I find this pattern in the book of Nehemiah. Nehemiah is about rebuilding the wall of Jerusalem, as well as the people of God. Physical and spiritual walls needed to be rebuilt. After the physical wall was completed, lives needed to be rebuilt. The same is true today. In Nehemiah 8 the Word was read and explained to the people. This resulted in people confessing their sins and getting right with God in Nehemiah 9. Finally, Nehemiah 12 says they “celebrated joyfully … with songs of thanksgiving and with music of cymbals, harps and lyres” (v. 27). Could this be a pattern we should follow today?
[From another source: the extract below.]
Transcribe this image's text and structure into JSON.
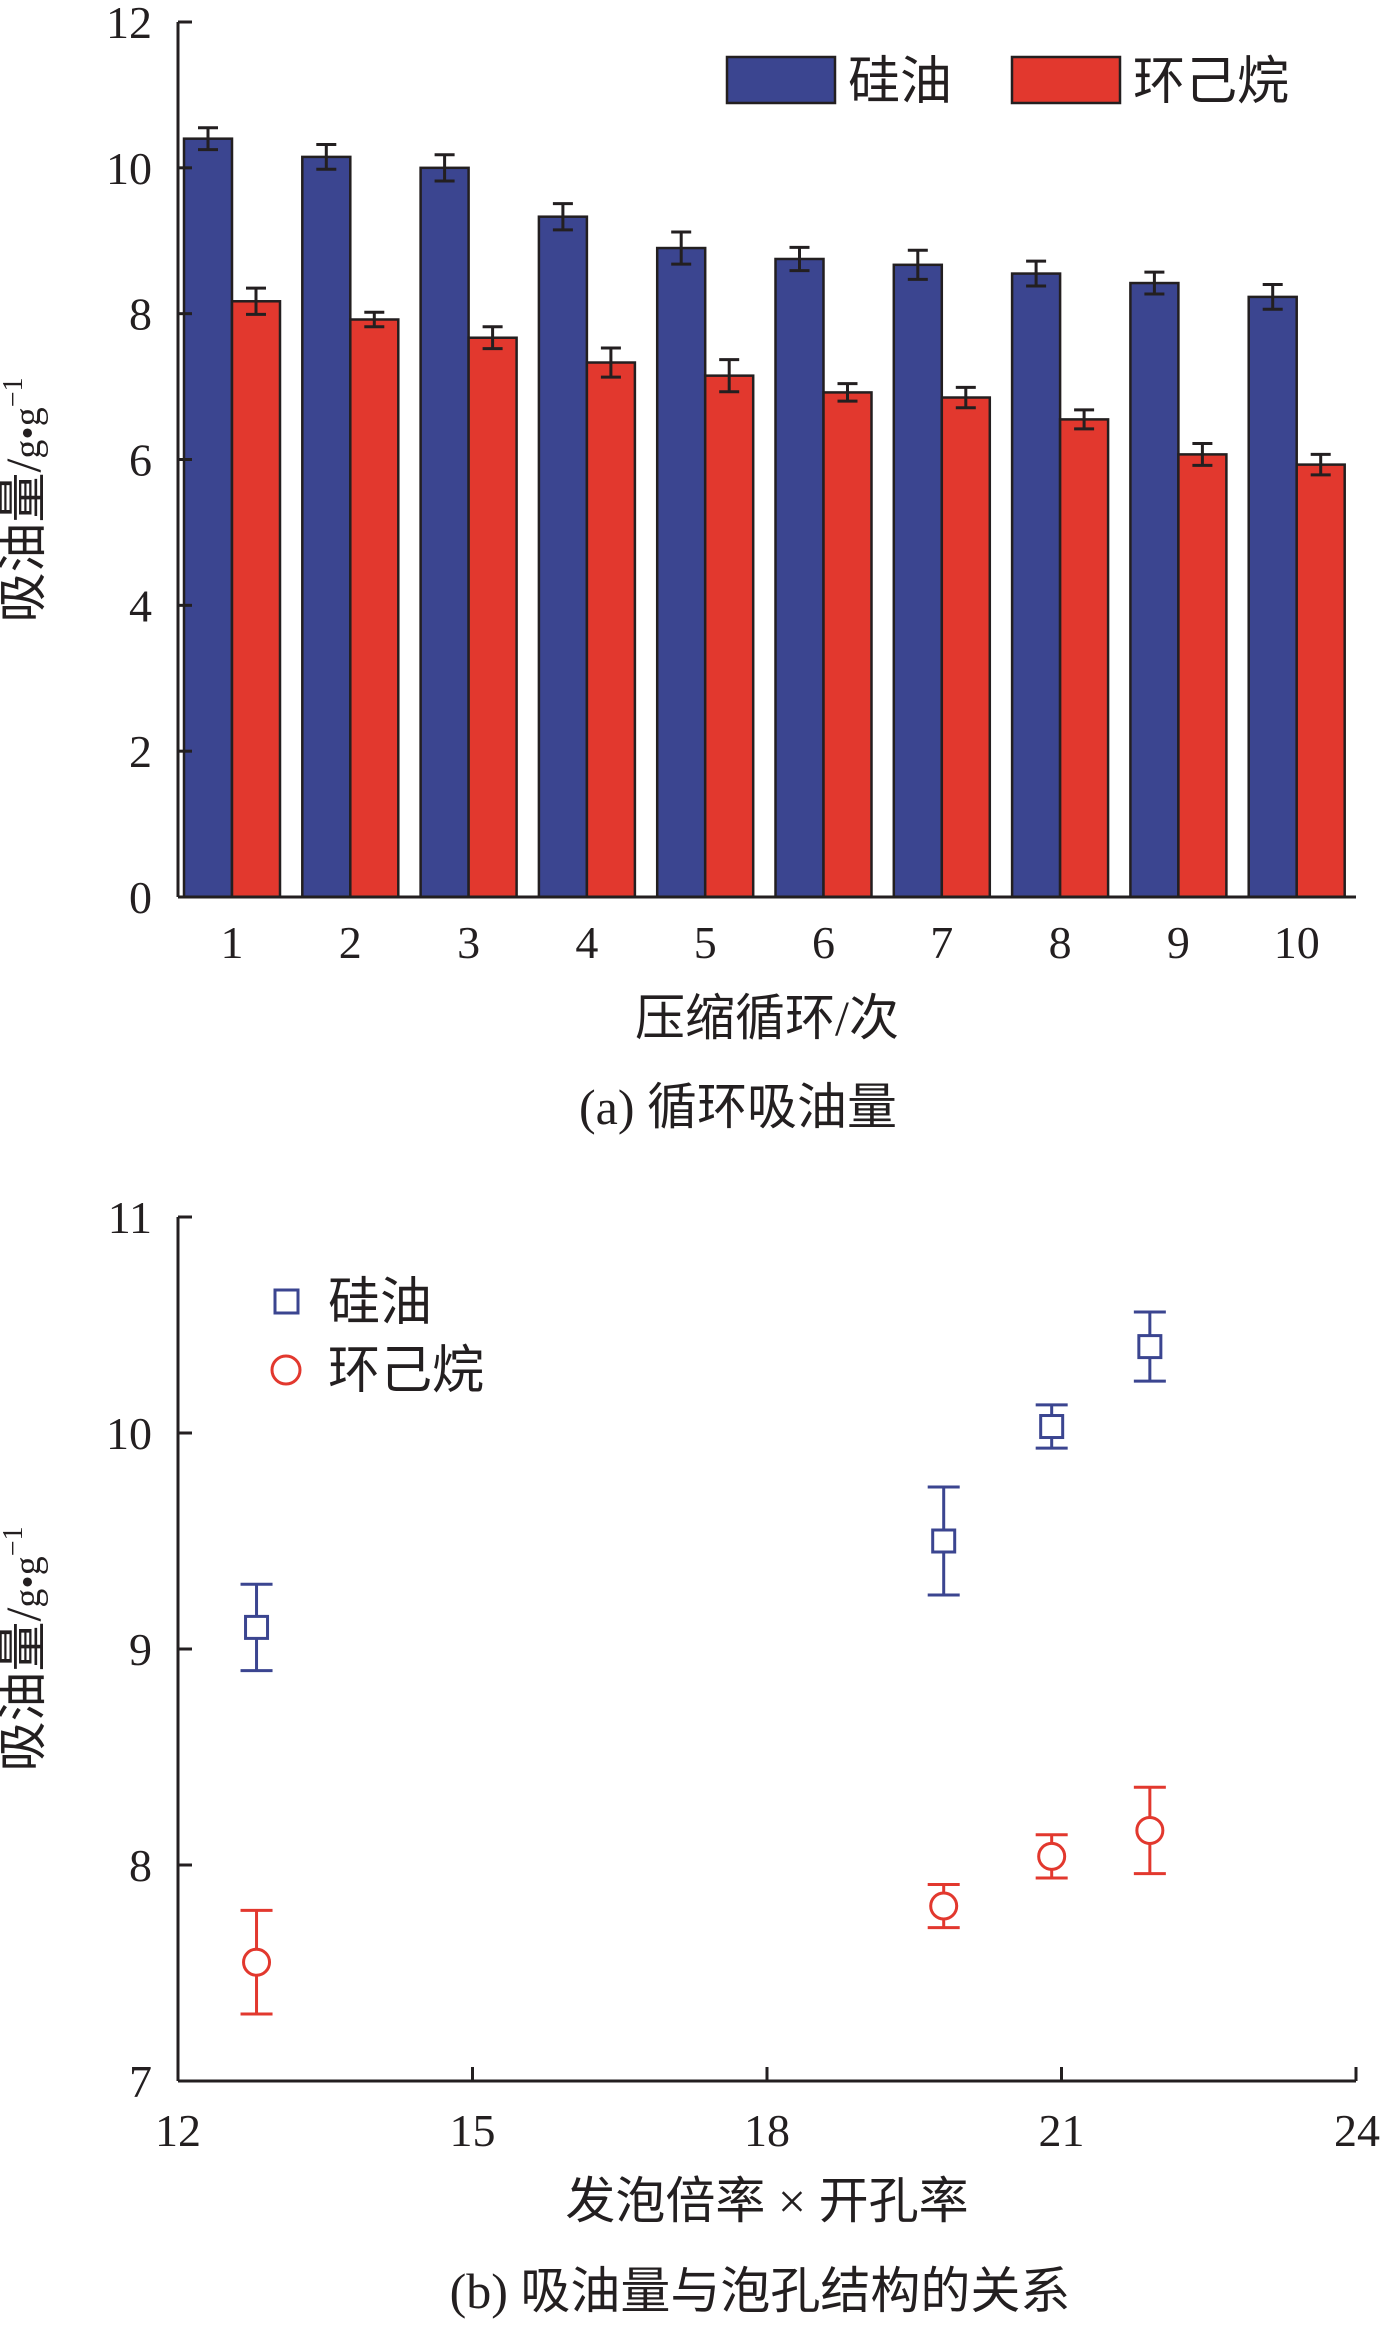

I suggest we consider having musical praise at the front end of a service, and musical worship after the message. Musical praise is one significant way to “enter His gates with thanksgiving and His courts with praise” (Ps. 100:4). This is a great way to start a corporate service. After this praise time we are ready to hear an anointed message from God’s Word. Through the Word our hearts are challenged, stirred, convicted and encouraged. At this point we are in the best position to confess our sins, get right with God, get prayer from others, and worship at a heightened level. Prayer and worship can be a response to the Word. Therefore, if we allowed more time for musical worship and prayerful response after the Word is proclaimed, I believe people would encounter God and worship Him at a deeper level.
“I cannot sing before I have seen. All worship is a response to a revelation - it's only as we breathe in more of the wonders of God that we can breathe out a fuller response to Him."